Articles + Research

Calculating Velocity: A Free Open Source Tool!

Updated: Aug 14

Calculating the team velocity in agile is easy...in a perfect world. Unfortunately, we operate in an imperfect world. I created a velocity tool to help in those imperfect times.


What is Velocity?


Velocity is the total amount of effort (or story) points completed after an iteration (sprint). Simple right? You plan to complete 50 points, but complete 48 points; therefore, 48 points is your velocity for that iteration. If you track it that way over multiple sprints, you can start to gauge your team's true velocity. Having this number is a great starting point to plan your iterations.


Easy right?


What about those extra meetings outside of planning, reviews, grooming, etc. that are already planned into your iterations? What about time off? What about those pesky bugs that need to be addressed? Oh, and those rollover points (2 in our example above). That planned effort of 48 points is starting to be a lot less going into the next iteration.


I created a tool that accounts for a team member’s time in that iteration. One team member, or someone who contributes to the effort points being completed, working for one week puts in 40 hours; however, in reality, works about 30 hours a week or six hours a day. For a two-week iteration, five team members work 300 total hours. A few meetings here, a day off there, and your total hours available are going down, but most teams will not account for that time not working, thus creating a velocity that could look like a roller coaster from iteration to iteration.


Velocity Tool Overview


The tool is quite simple and open source (Online Tool: https://danm9.github.io/minahan.dev/ or Source Code: https://github.com/danm9/minahan.dev). Here is an example iteration and velocity:


Velocity: Recommendation is to use a running average, six would do great. If you are starting out, use your previous sprint as a starting point. I recommend tracking an average velocity and a sprint/iteration velocity. If your average velocity is 60, but your last sprint was 72, go with the average since that is above the norm.

Total Team Members: Use your team members, or development team, that is working on the product.

Sprint Length: Use your iteration length, recommend 1-4 week.

Total Days Out: The total days out is the total for the team.

Average Injections/Average Injection Effort: If your team does not have injections…great job! In reality, most teams do and that’s fine. Add your buffer based on previous sprint data. Also, if you track it, have your team members provide an effort so you can create a running average.

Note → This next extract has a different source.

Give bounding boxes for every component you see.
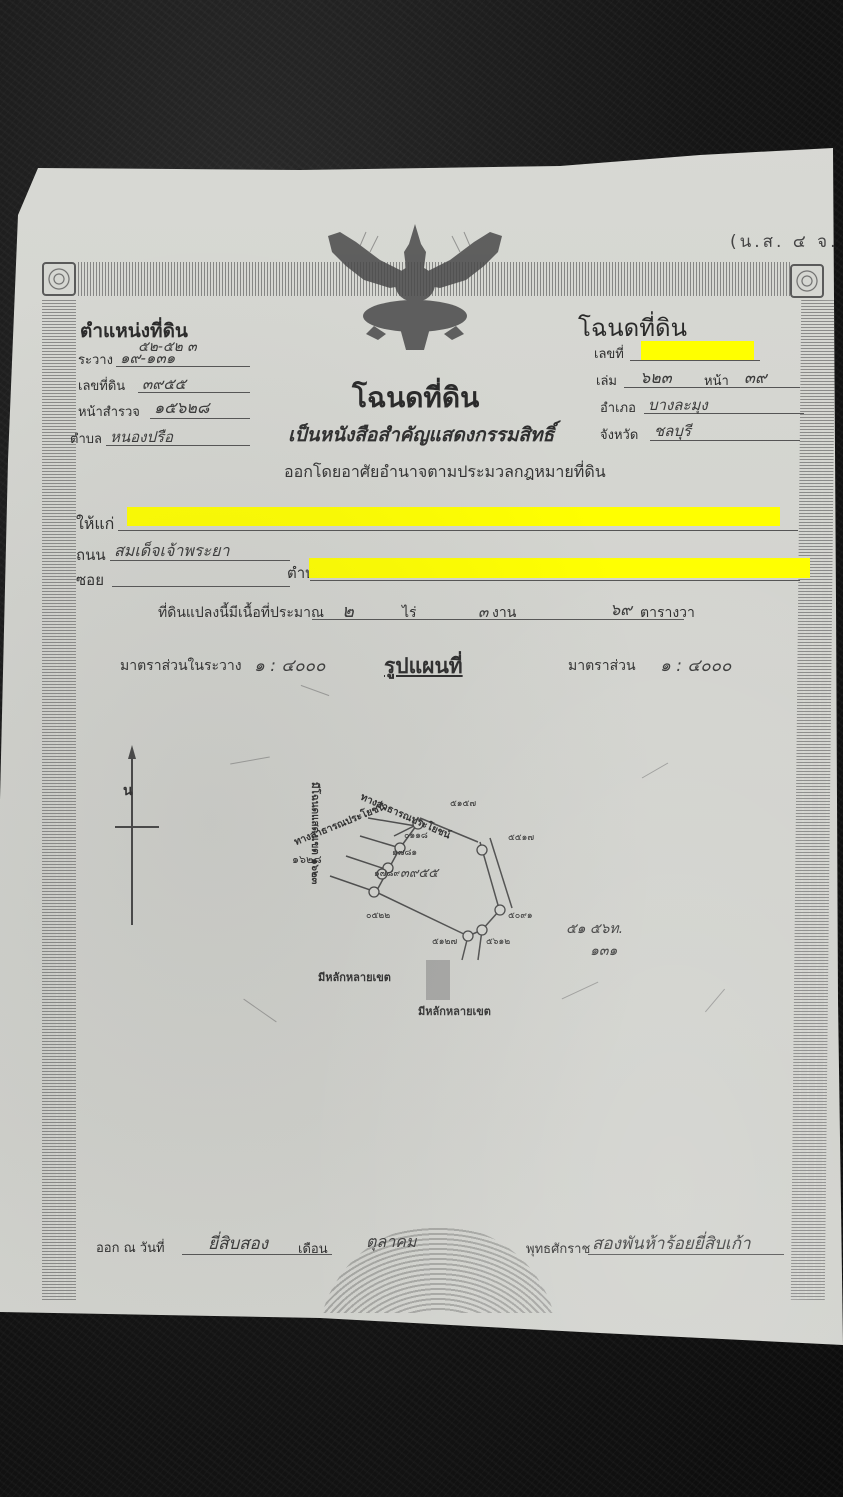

Additional Hours Subtracted: This is used for those extra meetings outside of Iteration Planning, Grooming, Reviews, and Retrospectives. If you have training during the sprint that you can not miss, or an extra grooming session that you want to account for during planning, or you have an appointment, but it’s not all day.

Rollover Points: This input is for those rollover points that need to be accounted for in the next sprint.


The output is what you "Plan For" and the total is the combination of Plan For + Injections + Rollover Points.


Is it perfect? No.

Does it work? Maybe.


Try it out with your team. It will not solve your problems if you are bad at efforting or estimating, but if you are consistent with how you effort stories or product backlog items, this tool can start guiding you in the right direction for your planning sessions.